Nutricionista funcional, isto é, que cuida da reeducação e do comportamento alimentar, Débora teve acesso ao Eneagrama por intermédio de Margareth Alves. ''Sofro bastante, sou melancólica, chorona. Fazia terapia e conheci o Eneagrama. Fiquei mais de uma hora respondendo às perguntas. Valeu a pena'', rememora.
Segundo Débora, que afirma ter procurado o curso para ''compreender os outros'', o saldo foi mais do que positivo. ''De um a 10, daria nota 7 para a mudança que o Eneagrama trouxe à minha vida. Além de conhecer os outros, passei a identificar, em mim, se estou mal, se estou bem e saber evoluir''.

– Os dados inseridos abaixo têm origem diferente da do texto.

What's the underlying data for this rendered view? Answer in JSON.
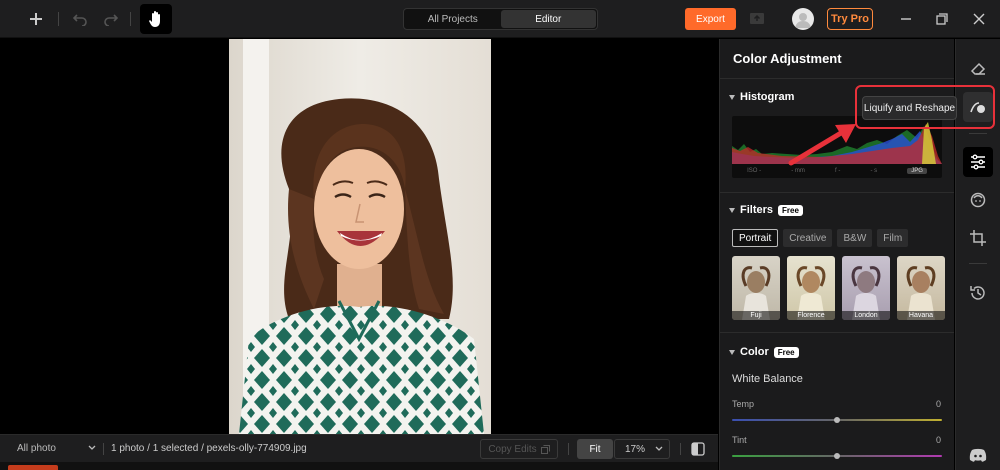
{
  "topbar": {
    "tabs": [
      {
        "label": "All Projects",
        "active": false
      },
      {
        "label": "Editor",
        "active": true
      }
    ],
    "export_label": "Export",
    "try_pro_label": "Try Pro",
    "accent_color": "#ff6a2a"
  },
  "bottombar": {
    "filter_value": "All photo",
    "info": "1 photo / 1 selected / pexels-olly-774909.jpg",
    "copy_edits_label": "Copy Edits",
    "fit_label": "Fit",
    "zoom_value": "17%"
  },
  "panel": {
    "title": "Color Adjustment",
    "histogram": {
      "label": "Histogram",
      "meta": [
        "ISO -",
        "- mm",
        "f -",
        "- s"
      ],
      "format": "JPG"
    },
    "filters": {
      "label": "Filters",
      "badge": "Free",
      "tabs": [
        {
          "label": "Portrait",
          "active": true
        },
        {
          "label": "Creative",
          "active": false
        },
        {
          "label": "B&W",
          "active": false
        },
        {
          "label": "Film",
          "active": false
        }
      ],
      "thumbs": [
        {
          "label": "Fuji"
        },
        {
          "label": "Florence"
        },
        {
          "label": "London"
        },
        {
          "label": "Havana"
        }
      ]
    },
    "color": {
      "label": "Color",
      "badge": "Free",
      "white_balance_label": "White Balance",
      "temp_label": "Temp",
      "temp_value": "0",
      "tint_label": "Tint",
      "tint_value": "0"
    }
  },
  "tooltip": {
    "text": "Liquify and Reshape"
  },
  "tools": [
    "eraser-icon",
    "liquify-icon",
    "adjust-sliders-icon",
    "face-retouch-icon",
    "crop-icon",
    "history-icon",
    "discord-icon"
  ]
}
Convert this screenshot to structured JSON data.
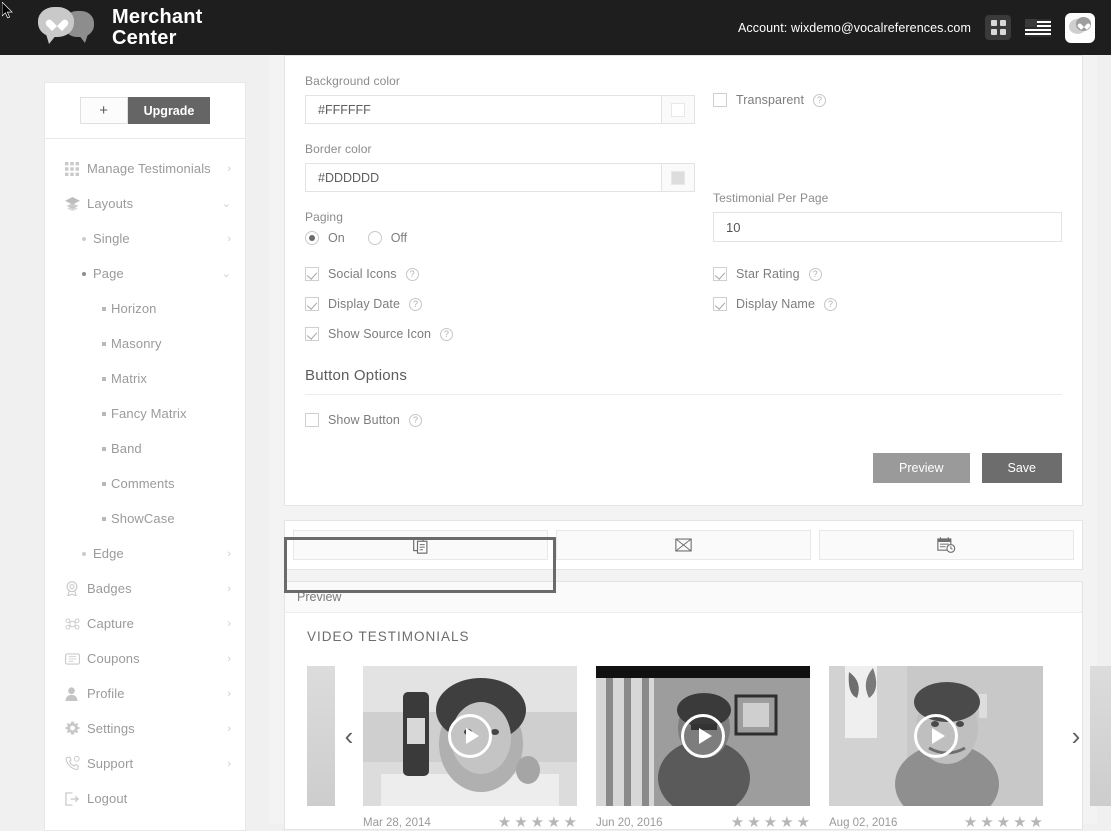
{
  "topbar": {
    "brand_line1": "Merchant",
    "brand_line2": "Center",
    "account_label": "Account: wixdemo@vocalreferences.com",
    "icons": [
      "grid-icon",
      "flag-icon",
      "app-logo-icon"
    ]
  },
  "sidebar": {
    "plus_label": "+",
    "upgrade_label": "Upgrade",
    "items": [
      {
        "label": "Manage Testimonials",
        "icon": "grid-icon",
        "level": 0,
        "arrow": "›"
      },
      {
        "label": "Layouts",
        "icon": "layers-icon",
        "level": 0,
        "arrow": "⌄"
      },
      {
        "label": "Single",
        "icon": "bullet-icon",
        "level": 1,
        "arrow": "›"
      },
      {
        "label": "Page",
        "icon": "bullet-icon",
        "level": 1,
        "arrow": "⌄"
      },
      {
        "label": "Horizon",
        "icon": "bullet-icon",
        "level": 2,
        "arrow": ""
      },
      {
        "label": "Masonry",
        "icon": "bullet-icon",
        "level": 2,
        "arrow": ""
      },
      {
        "label": "Matrix",
        "icon": "bullet-icon",
        "level": 2,
        "arrow": ""
      },
      {
        "label": "Fancy Matrix",
        "icon": "bullet-icon",
        "level": 2,
        "arrow": ""
      },
      {
        "label": "Band",
        "icon": "bullet-icon",
        "level": 2,
        "arrow": ""
      },
      {
        "label": "Comments",
        "icon": "bullet-icon",
        "level": 2,
        "arrow": ""
      },
      {
        "label": "ShowCase",
        "icon": "bullet-icon",
        "level": 2,
        "arrow": ""
      },
      {
        "label": "Edge",
        "icon": "bullet-icon",
        "level": 1,
        "arrow": "›"
      },
      {
        "label": "Badges",
        "icon": "badge-icon",
        "level": 0,
        "arrow": "›"
      },
      {
        "label": "Capture",
        "icon": "capture-icon",
        "level": 0,
        "arrow": "›"
      },
      {
        "label": "Coupons",
        "icon": "coupon-icon",
        "level": 0,
        "arrow": "›"
      },
      {
        "label": "Profile",
        "icon": "user-icon",
        "level": 0,
        "arrow": "›"
      },
      {
        "label": "Settings",
        "icon": "gear-icon",
        "level": 0,
        "arrow": "›"
      },
      {
        "label": "Support",
        "icon": "phone-icon",
        "level": 0,
        "arrow": "›"
      },
      {
        "label": "Logout",
        "icon": "logout-icon",
        "level": 0,
        "arrow": ""
      }
    ]
  },
  "settings": {
    "background_color": {
      "label": "Background color",
      "value": "#FFFFFF",
      "swatch": "#FFFFFF"
    },
    "border_color": {
      "label": "Border color",
      "value": "#DDDDDD",
      "swatch": "#DDDDDD"
    },
    "transparent": {
      "label": "Transparent",
      "checked": false
    },
    "paging": {
      "label": "Paging",
      "on_label": "On",
      "off_label": "Off",
      "selected": "On"
    },
    "testimonial_per_page": {
      "label": "Testimonial Per Page",
      "value": "10"
    },
    "options": [
      {
        "label": "Social Icons",
        "checked": true
      },
      {
        "label": "Star Rating",
        "checked": true
      },
      {
        "label": "Display Date",
        "checked": true
      },
      {
        "label": "Display Name",
        "checked": true
      },
      {
        "label": "Show Source Icon",
        "checked": true
      }
    ],
    "button_options_title": "Button Options",
    "show_button": {
      "label": "Show Button",
      "checked": false
    },
    "preview_label": "Preview",
    "save_label": "Save"
  },
  "tabs": [
    {
      "name": "embed-code-tab",
      "icon": "copy-icon",
      "active": true
    },
    {
      "name": "email-tab",
      "icon": "envelope-icon",
      "active": false
    },
    {
      "name": "schedule-tab",
      "icon": "calendar-clock-icon",
      "active": false
    }
  ],
  "preview": {
    "header_label": "Preview",
    "title": "VIDEO TESTIMONIALS",
    "prev_arrow": "‹",
    "next_arrow": "›",
    "videos": [
      {
        "date": "Mar 28, 2014",
        "stars": 5,
        "letterbox": false
      },
      {
        "date": "Jun 20, 2016",
        "stars": 5,
        "letterbox": true
      },
      {
        "date": "Aug 02, 2016",
        "stars": 5,
        "letterbox": false
      }
    ]
  },
  "colors": {
    "topbar_bg": "#1e1e1e",
    "page_bg": "#f0f0f0",
    "panel_bg": "#f3f3f3",
    "save_btn": "#6d6d6d",
    "preview_btn": "#9a9a9a",
    "focus_ring": "#6a6a6a"
  }
}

Débora revela-se excelente também na arte de identificar o perfil de seus pacientes. ''Uma pessoa nunca é um número só, descrita pelo Eneagrama. Um exemplo: mulheres com sobrepeso muitas vezes são perfil 2, daquelas que esquecem de si mesmas e ajudam o próximo, entre outras características. É preciso identificar o que a aflige, qual a ansiedade dessa pessoa e fazê-la refletir. O Eneagrama me trouxe aquilo que nenhum livro de teoria, na faculdade, mostrava: o comportamento humano''.
Em se tratando de uma chorona assumida, Débora hoje tira de letra situações que antes se prolongavam. ''Como cada dia estou de um jeito, saio mais rapidamente de meus baixos. Minha mãe também fez o curso e, no Eneagrama é tipo 5, a observadora. Nosso relacionamento melhorou bastante e uma acaba por ajudar e compreender a outra''.(T.N.)